Derrick Goold: Welcome to 'Camp Trust.' These 10 questions face Cardinals in pressurized spring.

Derrick Goold, St. Louis Post-Dispatch on

Published in Baseball

JUPITER, Fla. — It is common for spring training to develop a theme, sometimes suitable for T-shirts that fade by April and sometimes as simple as the sign ace Chris Carpenter once taped to his locker to answer daily questions about his recovery from injury with a timeless camp mantra: “Progressing nicely.”

And sometimes they’re even shorter. Last year, in those sunny moments before an overcast 91-loss season, officials broadcast the word “opportunity.” Not too long ago the Cardinals said spring training would be defined by “competition.” This year, the description already revealed itself through repetition.


“You’re going to hear it a whole lot,” manager Oliver Marmol said.

Calendar pages removed from last year’s failure, the Cardinals begin this year’s spring training Wednesday at the Roger Dean Stadium complex with the first official workout for pitchers and catchers on Valentine’s Day. Full-squad workouts begin Feb. 19. The first exhibition games are Feb. 24. The Cardinals are returning to the field following their first last-place finish in three decades, and they are charged with avoiding their first back-to-back losing seasons with a full schedule in nearly 70 years.

This spring, there’s more than pollen choking the air — there’s pressure.


As Marmol discussed offseason moves the Cardinals made and described spring training plans, he repeatedly used the word “trust.” He said it was important to populate the clubhouse with seasoned players who “trust” each other to pull in the same direction, with experienced players who can “trust” inevitable struggles will end.
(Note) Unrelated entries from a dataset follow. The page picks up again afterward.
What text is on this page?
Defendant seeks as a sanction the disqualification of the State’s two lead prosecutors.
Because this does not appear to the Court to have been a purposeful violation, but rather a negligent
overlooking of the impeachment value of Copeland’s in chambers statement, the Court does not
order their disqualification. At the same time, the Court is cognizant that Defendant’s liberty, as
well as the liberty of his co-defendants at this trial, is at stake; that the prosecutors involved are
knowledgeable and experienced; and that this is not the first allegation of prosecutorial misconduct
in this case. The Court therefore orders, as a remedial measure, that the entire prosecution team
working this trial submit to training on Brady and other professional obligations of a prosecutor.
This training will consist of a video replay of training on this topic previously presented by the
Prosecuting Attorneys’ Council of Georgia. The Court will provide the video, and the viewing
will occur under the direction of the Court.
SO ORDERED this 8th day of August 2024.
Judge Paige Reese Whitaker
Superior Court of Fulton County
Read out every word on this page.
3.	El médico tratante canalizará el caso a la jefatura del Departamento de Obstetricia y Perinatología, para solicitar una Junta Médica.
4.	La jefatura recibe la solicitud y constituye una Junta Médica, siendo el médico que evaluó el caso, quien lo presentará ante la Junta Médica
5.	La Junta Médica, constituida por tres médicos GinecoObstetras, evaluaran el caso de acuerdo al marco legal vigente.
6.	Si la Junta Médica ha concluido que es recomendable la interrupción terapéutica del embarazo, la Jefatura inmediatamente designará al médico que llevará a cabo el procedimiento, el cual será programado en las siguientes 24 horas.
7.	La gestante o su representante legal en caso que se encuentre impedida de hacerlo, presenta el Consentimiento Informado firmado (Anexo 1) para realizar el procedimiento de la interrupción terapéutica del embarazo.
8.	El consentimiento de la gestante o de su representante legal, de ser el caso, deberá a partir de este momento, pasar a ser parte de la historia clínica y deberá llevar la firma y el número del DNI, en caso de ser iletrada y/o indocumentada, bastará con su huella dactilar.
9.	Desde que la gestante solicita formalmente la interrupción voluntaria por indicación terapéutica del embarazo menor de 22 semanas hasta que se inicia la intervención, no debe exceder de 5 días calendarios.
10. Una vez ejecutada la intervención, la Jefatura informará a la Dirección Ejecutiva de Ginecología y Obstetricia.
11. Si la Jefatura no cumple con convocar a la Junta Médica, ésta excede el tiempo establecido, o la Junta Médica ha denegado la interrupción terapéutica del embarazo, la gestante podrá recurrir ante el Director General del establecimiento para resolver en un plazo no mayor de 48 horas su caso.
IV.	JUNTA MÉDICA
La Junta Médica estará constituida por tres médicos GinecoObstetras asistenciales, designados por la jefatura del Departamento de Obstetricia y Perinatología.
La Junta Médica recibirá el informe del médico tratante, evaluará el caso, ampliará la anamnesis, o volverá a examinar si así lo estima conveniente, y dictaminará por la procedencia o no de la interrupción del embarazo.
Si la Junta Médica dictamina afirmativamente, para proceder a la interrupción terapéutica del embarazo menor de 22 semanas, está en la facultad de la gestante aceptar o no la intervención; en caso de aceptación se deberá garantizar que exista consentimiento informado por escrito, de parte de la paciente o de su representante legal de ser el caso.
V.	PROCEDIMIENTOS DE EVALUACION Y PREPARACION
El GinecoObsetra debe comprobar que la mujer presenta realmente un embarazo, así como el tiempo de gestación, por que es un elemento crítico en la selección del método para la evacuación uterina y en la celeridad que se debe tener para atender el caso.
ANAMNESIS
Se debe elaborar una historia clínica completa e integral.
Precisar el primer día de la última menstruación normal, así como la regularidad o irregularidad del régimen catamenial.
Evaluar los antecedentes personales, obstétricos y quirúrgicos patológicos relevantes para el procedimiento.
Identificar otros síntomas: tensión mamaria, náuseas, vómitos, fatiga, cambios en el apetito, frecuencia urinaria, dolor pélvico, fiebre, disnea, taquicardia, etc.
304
An expanded staff means players can “trust” they can get more time with coaches if wanted. Left unsaid is how ownership’s commitment to the front office and dugout leaders affirms its “trusts” this is the group to pilot the Cardinals back to their brand. They’re asking fans to trust them, too.

“It’s about getting that amount of buy-in from everybody (in the clubhouse),” Marmol said. “Do you really care about the St. Louis Cardinals and this team, or do you care about yourself? I’ve had plenty of time this offseason revolved around getting guys to buy in to one common vision and one common language and that’s trusting each other.”

The Cardinals expected to report to their complex in Jupiter, Florida, and see buildings leveled and a new, modern player development headquarters rising by 2025. That did not happen. Planned construction has been delayed by at least a year. But, out of sight, some demolition started. The Cardinals’ clubhouse was cleared, multiple officials described. Some walls were knocked down, gear removed, and lockers dismantled, maybe even some frustrations vented on them.

When it became clear the Cardinals would use the same old building this spring and return to that room, the clubhouse had to be rebuilt.